Gran parte di questi requisiti è difficilmente realizzabile, perché manca un ampio consenso politico sulle questioni di cruciale importanza, come la riforma costituzionale, il trasferimento dei poteri alle istituzione centrali, la creazione di una corte suprema competente a livello statale, la chiusura dell’Ufficio dell’Altro rappresentante, questioni a loro volta legate alla problematica relativa ai beni di proprietà dello stato e dell’esercito.

Dopo la concessione dello status di candidato, il prossimo passo nel percorso di avvicinamento all’UE è l’avvio dei negoziati di adesione che deve essere raccomandato dalla Commissione. “La Bosnia Erzegovina potrà intraprendere le riforme necessarie solo quando, come accaduto in Macedonia del Nord, al potere arriveranno politici e governi disposti a trovare soluzioni. Altrimenti, l’UE dovrà adeguare la sua politica e offrire non solo alla Bosnia Erzegovina, ma anche agli altri paesi della regione una chiara prospettiva, sia che si tratti di adesione a pieno titolo o di una fase intermedia che preveda, ad esempio, la possibilità di godere delle quattro libertà fondamentali [su cui è basato il mercato interno comune], dando così slancio al processo di riforme e di avvicinamento dei paesi [dei Balcani occidentali] all’UE”, conclude Adi Ćerimagić.

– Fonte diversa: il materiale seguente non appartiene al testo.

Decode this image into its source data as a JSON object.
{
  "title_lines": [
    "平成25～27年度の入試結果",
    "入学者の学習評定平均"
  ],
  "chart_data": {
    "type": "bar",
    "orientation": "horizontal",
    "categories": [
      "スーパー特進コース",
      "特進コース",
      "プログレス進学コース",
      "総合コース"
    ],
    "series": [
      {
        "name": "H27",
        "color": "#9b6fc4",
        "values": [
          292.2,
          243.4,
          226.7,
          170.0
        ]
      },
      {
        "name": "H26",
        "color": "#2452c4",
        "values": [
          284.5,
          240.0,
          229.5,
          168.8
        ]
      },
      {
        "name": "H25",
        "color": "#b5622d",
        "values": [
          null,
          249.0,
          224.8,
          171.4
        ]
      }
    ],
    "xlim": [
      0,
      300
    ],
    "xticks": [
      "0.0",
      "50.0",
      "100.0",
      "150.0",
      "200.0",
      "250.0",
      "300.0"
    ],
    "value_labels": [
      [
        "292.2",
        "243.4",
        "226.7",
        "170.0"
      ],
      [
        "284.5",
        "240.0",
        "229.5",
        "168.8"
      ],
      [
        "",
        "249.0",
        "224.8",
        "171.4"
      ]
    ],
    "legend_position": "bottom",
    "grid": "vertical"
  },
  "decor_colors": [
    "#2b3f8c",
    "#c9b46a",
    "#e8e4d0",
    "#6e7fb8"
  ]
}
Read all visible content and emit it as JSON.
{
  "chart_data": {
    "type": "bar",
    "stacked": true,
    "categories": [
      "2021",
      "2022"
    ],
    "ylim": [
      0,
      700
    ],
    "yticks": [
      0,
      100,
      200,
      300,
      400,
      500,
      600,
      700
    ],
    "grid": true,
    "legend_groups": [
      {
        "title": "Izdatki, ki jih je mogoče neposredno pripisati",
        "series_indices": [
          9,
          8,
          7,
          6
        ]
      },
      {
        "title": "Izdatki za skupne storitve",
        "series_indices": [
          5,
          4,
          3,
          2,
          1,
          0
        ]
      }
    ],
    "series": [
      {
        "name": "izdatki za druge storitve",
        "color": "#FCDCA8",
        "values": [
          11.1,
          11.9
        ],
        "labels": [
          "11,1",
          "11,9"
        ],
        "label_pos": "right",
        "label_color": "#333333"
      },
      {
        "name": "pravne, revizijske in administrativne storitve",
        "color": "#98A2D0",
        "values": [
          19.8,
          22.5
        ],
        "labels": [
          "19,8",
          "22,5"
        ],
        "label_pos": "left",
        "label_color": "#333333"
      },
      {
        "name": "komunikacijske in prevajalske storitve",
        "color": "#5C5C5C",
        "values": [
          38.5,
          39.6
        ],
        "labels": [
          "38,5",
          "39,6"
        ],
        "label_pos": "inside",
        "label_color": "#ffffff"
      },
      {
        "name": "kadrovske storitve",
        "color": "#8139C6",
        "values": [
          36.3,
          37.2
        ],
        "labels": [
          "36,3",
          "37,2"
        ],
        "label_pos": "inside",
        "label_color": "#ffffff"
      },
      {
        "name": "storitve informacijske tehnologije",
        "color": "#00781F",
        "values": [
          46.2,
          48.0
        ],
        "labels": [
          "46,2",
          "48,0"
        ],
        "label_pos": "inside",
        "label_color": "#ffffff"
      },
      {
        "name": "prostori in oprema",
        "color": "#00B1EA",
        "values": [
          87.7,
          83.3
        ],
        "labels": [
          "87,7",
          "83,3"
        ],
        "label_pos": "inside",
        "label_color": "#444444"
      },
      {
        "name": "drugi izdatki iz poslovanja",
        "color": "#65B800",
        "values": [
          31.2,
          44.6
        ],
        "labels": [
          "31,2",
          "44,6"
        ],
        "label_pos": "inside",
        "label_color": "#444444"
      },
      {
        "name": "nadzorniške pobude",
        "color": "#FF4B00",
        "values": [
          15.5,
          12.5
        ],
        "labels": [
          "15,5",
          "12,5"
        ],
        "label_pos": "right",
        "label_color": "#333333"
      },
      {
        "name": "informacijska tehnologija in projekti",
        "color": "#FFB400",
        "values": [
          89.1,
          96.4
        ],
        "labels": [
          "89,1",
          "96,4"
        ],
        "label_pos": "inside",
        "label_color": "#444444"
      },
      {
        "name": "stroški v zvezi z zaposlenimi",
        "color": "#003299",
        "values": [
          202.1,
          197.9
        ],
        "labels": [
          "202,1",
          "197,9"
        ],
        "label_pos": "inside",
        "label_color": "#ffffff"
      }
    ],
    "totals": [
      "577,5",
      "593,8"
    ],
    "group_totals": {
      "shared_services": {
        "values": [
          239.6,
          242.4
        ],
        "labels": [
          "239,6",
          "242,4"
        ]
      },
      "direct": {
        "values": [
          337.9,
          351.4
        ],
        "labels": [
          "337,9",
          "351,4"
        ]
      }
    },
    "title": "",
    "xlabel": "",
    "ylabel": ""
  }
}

Il processo di adesione della Bosnia Erzegovina all’UE ha ufficialmente preso avvio nel 2008 con la firma dell’Accordo di stabilizzazione e associazione. Due anni dopo la Commissione europea ha deciso di abolire i visti d’ingresso per i cittadini bosniaco-erzegovesi. La Bosnia Erzegovina ha presentato formalmente la richiesta di adesione nel 2016, da allora però le autorità bosniaco-erzegovesi hanno fatto ben poco per avvicinare il paese all’Unione europea.